WASHINGTON D.C. — A Santa Monica-based environmental nonprofit will go to the Supreme Court Tuesday to settle the question of who is responsible for treating polluted stormwater that flows from the local watershed into the ocean.
The Natural Resources Defense Council and L.A. Waterkeeper — formerly Santa Monica Bay Keeper — will argue that the Los Angeles Flood Control District is shirking its duty to clean the water that flushes illness-causing bacteria into the Los Angeles and San Gabriel rivers.
The Flood Control District, however, maintains that the responsibility to cleanse the water belongs to everyone in the area, and that the cost of the infrastructure needed to remove the bacteria from the water is far too costly for the district to cover.
The NRDC and Waterkeeper originally brought the case in 2008. A district court sided with Los Angeles County, but the Ninth Circuit Court of Appeal, a judicial body known for its liberal tendencies, held that the flood control district needed to make the investment to clean the water.
It came to that conclusion by counting water passing from manmade flood channels in one part of the river to the rest of the river as a point source of pollution, effectively holding the county responsible for pollution created by the cities upstream of its monitoring stations.
It flies in the face of how stormwater has been regulated for two decades and would put the district on the hook for tens of billions of dollars worth of infrastructure improvements, said Gary Hildebrand, assistant deputy director with the Los Angeles County Department of Public Works.
"Right now, the way we're approaching stormwater quality, both the Los Angeles and San Gabriel rivers have dozens of municipalities along with the county and Flood Control District. All of them have a responsibility to improve the quality of the runoff that generates from their jurisdiction," Hildebrand said.
The environmental groups, however, feel that the time has come for the county to make substantive improvements to the water quality in the ocean and say that the county is overstating the cost of the infrastructure changes needed to get the job done.
"It's high time for Los Angeles County to join the ranks of Philadelphia, Milwaukee, Portland and many other communities in promoting green infrastructure — things like green roofs, rain barrels and rain gardens, more green space and permeable pavement," wrote Steve Fleischli, an attorney for the NRDC. "These proven techniques result in less polluted waterways and less human misery caused by stormwater runoff."
Rainwater flushes chemicals and pollutants from the roofs, lawns and roads in Los Angeles into the storm drains, which then guide the water out to sea.

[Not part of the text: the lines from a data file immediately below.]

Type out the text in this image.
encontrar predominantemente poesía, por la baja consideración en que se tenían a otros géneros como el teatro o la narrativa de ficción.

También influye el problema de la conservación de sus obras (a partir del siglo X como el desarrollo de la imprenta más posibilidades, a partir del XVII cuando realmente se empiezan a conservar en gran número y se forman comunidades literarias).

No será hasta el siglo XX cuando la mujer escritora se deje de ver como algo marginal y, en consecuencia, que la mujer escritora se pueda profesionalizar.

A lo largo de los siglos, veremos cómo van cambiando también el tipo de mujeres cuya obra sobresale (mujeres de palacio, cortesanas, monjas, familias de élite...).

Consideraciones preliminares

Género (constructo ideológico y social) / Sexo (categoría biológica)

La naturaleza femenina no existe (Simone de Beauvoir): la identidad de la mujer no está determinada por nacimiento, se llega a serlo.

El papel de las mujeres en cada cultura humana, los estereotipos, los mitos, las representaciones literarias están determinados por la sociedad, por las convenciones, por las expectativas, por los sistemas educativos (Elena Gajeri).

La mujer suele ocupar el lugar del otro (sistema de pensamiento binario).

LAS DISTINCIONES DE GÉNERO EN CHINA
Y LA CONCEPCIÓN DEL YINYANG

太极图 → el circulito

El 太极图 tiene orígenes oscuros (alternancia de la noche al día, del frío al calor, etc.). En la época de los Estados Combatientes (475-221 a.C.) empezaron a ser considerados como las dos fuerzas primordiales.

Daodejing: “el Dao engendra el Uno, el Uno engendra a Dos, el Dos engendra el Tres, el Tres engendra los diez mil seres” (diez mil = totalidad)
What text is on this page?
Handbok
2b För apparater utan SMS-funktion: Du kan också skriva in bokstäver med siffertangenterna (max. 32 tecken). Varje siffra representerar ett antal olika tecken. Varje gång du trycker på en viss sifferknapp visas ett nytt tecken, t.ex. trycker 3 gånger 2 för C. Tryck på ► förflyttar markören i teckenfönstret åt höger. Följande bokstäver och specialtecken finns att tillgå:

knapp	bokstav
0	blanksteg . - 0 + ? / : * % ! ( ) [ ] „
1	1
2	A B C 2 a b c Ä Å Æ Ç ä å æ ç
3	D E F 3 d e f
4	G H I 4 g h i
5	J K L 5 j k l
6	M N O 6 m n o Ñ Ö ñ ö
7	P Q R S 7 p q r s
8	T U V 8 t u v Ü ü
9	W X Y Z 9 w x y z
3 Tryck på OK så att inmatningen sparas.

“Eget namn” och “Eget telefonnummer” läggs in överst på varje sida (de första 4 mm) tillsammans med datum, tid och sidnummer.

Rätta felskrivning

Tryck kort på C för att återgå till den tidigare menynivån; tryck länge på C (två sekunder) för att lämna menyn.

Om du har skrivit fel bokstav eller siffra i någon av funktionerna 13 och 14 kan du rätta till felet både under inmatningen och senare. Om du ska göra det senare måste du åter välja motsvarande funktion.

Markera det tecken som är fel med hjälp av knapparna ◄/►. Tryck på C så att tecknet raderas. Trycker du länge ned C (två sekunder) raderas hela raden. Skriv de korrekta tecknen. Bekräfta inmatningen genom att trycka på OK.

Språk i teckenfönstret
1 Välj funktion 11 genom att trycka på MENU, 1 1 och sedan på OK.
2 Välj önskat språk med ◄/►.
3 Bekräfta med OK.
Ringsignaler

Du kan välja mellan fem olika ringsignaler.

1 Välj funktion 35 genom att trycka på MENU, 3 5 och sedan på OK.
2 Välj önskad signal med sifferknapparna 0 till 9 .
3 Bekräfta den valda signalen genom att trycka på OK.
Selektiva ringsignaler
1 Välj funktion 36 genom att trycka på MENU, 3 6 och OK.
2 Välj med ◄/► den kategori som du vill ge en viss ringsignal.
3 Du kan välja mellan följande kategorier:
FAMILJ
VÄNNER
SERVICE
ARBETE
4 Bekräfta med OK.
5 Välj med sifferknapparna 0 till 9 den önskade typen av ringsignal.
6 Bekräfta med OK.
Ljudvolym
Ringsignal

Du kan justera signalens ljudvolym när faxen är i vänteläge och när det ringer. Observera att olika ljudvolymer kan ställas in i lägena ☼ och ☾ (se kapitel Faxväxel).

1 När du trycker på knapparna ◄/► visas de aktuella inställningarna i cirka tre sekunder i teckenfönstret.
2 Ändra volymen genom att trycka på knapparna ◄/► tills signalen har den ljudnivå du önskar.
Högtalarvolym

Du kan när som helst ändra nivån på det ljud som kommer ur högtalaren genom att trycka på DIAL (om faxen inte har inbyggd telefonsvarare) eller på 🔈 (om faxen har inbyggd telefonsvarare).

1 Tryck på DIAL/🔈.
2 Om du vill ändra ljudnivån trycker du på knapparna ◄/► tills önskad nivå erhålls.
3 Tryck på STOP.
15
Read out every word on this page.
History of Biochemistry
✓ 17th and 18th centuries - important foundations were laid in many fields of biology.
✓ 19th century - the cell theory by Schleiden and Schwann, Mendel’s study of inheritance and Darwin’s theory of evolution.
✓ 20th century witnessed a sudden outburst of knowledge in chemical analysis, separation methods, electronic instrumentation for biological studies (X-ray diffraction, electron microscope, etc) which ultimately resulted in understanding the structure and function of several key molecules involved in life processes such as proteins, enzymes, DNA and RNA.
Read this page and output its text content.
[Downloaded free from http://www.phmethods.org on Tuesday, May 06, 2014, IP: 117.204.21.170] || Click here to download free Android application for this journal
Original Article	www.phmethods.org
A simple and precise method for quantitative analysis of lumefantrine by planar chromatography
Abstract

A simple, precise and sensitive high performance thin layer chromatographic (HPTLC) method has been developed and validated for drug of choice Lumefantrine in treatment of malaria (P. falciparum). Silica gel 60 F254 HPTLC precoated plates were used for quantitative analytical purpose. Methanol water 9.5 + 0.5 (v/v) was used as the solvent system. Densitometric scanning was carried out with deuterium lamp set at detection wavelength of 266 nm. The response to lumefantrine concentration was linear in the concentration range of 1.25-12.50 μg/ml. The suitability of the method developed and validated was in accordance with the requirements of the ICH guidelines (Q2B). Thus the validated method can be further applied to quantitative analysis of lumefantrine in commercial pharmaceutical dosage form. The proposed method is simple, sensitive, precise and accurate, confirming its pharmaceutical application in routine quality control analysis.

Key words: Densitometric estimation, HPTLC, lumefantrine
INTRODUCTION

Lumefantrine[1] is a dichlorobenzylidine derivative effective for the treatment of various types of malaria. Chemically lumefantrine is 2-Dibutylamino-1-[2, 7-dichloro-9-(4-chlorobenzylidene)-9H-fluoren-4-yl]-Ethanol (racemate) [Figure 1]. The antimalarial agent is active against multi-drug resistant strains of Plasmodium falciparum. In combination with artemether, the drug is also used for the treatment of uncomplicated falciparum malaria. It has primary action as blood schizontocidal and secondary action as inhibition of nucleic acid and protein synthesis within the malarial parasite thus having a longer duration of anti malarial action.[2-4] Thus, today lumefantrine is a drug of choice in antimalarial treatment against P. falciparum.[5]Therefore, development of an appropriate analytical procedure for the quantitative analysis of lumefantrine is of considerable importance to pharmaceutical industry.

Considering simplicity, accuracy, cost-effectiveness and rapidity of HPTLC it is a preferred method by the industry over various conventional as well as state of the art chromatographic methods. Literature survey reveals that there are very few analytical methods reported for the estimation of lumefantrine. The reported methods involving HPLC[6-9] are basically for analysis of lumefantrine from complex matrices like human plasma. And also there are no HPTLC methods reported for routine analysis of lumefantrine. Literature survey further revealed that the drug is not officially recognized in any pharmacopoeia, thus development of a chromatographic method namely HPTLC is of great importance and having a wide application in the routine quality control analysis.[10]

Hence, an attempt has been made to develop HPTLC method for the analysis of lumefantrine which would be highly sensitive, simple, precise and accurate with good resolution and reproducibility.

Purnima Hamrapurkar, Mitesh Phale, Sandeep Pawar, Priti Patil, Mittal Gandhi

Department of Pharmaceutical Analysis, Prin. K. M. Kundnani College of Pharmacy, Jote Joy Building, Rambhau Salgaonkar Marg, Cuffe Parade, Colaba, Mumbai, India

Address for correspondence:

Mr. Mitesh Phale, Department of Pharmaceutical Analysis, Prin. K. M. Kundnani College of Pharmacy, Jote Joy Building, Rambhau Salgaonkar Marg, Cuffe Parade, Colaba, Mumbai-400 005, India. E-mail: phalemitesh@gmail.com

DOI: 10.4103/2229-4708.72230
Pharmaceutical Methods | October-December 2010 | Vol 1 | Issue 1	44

That pumps arsenic, cyanide and fecal bacteria into the water which can negatively impact those that work and play in the water.
There has been a lot of progress in fixing the water quality over the past 20 years, Hildebrand said, and the solution is not to put the burden solely on the shoulders of the Flood Control District.
"We have a long way to go, but we have to recognize that we've made a lot of progress," Hildebrand said.
Kirsten James, water quality director with Santa Monica-based nonprofit Heal the Bay, says there hasn't been enough progress because people are still getting sick.
"It's the number one source of coastal pollution," James said. "It hasn't been effective enough."
And it may get harder to improve water quality rather than easier.
The county recently adopted a new stormwater permit called the MS4 that, in the eyes of environmental groups, loosened regulations on cities and, at the same time, reduced accountability on polluters.
There is a bright spot on the environmental horizon, however.
Voters will consider the Clean Water, Clean Beaches measure, a program that would charge the average homeowner $54 per year to put $270 million toward stormwater projects throughout the county.
Heal the Bay contends that the fee would actually be a money-saver for Angelenos because it would solve the stormwater problem sooner rather than later, allowing the county to avoid potentially costly fines for pollution violations.